The Markets are Calm — Now What Do I Do?

In times of calm, people are able to see the big picture more clearly. They can focus on the present and consider the long-term consequences of their choices.

As I write this post, the markets have mostly recovered from the downturn at the beginning of the year, international stocks are up significantly, and the Big Beautiful Bill (BBB) was signed into law. Oh, and, it’s July—helloooo summer! In short, things are pretty quiet, both in the markets and around the office.

Quiet is good. Hopefully it means you’re enjoying the fruits of your labor by spending quality time with family and friends and looking forward to savoring new (or familiar) summertime adventures. I certainly am. (If anyone knows of any can’t-miss hotspots along the Maine coast, I’m all ears!)

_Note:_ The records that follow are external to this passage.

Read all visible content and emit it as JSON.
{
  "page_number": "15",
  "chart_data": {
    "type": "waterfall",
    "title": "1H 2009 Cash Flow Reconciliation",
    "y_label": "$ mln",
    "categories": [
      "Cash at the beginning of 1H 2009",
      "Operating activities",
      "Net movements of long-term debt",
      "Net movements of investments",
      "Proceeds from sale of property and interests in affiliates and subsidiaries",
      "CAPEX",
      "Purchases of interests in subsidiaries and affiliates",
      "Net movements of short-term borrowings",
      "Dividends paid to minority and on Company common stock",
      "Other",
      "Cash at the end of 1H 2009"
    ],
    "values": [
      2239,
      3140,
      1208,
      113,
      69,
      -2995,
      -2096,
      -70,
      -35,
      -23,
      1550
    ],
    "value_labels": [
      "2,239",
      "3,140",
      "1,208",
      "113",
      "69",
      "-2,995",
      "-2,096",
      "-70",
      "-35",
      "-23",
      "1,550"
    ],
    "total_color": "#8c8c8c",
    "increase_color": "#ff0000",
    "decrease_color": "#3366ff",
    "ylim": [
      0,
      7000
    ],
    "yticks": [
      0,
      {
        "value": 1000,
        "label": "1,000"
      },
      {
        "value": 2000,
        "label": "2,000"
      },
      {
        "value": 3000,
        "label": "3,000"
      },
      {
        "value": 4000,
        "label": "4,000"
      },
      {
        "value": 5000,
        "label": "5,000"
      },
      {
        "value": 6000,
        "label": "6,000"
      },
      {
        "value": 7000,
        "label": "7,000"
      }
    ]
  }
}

Quiet times like these offer a welcome break from the hypervigilance provoked by turbulent times. But calm periods are good for more than that. In fact, it’s the perfect time for an annual portfolio evaluation and refresh.

Calm Times Mean Clear Minds

This might sound obvious, but it’s much easier to look at your financial future with some perspective when it doesn’t feel like everything around you is on fire.

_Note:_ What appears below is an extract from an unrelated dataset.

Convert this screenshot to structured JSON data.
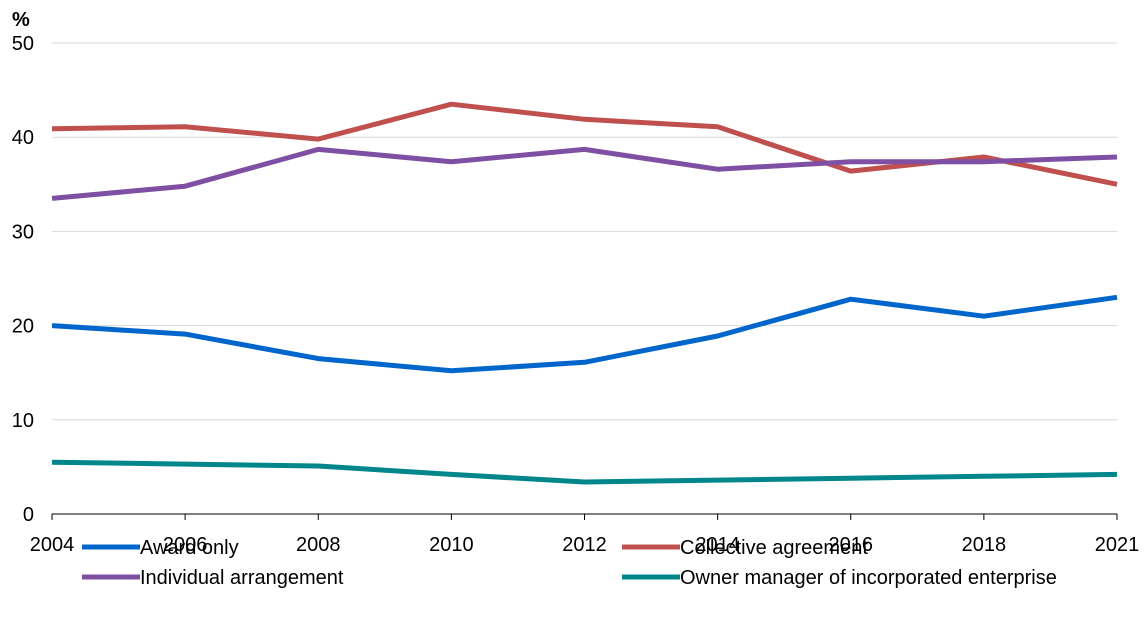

In times of calm, people are able to see the big picture more clearly. They can focus on the present and consider the long-term consequences of their choices. This is in stark contrast to the type of thinking that occurs in volatile times, which is typically solely reactive. Making financial decisions with a reactive mindset puts you at the mercy of current conditions, and a tendency to focus on the short term only.

The bottom line: Calm presents you with a window of opportunity to make important decisions.

Take advantage of this environment to reassess where you’re going in your financial life. This includes:

  • Reviewing your personal situation. Examine what’s changed in your life since you set up your portfolio. Determine how those changes might impact your spending needs, your accumulation goal, and your ability to save. Our lives change on a regular basis so it’s good to check in and then adjust your plan accordingly.
  • Evaluating your portfolio. Make sure it’s in the right risk profile to meet your needs. For example, if your retirement projection says you need to earn a six percent return, make sure it’s still designed to generate that return — as opposed to looking at it when the markets are up or down and trying to figure out when to buy or to sell. If you’ve carefully evaluated your investments now, you’re more likely to stay the course through the difficult times, which is no easy feat.
  • Adjusting your portfolio to leverage recent tax law changes. There are so many aspects of tax law that can change: income tax brackets, interest deductions, charitable contribution limits, Roth IRA or 401(k) plan contribution limits, etc. Consider how those changes might impact your upcoming life events. For example, homeowners in high tax states could see thousands in tax savings annually as a result of the increased SALT deduction that came out of the BBB. Maybe it’s time to reconsider that home purchase.

Revisiting and tying all these aspects together on an annual basis can be incredibly beneficial. Not only can it help you reach your financial goals sooner, but it also ensures you’re continuously reaching the right goals as your life changes.

So the next time you find yourself kicking back and enjoying the calm, resolve to take just a minute to reach out to your financial advisor and set up your annual financial review — after you watch that beautiful sunset, of course.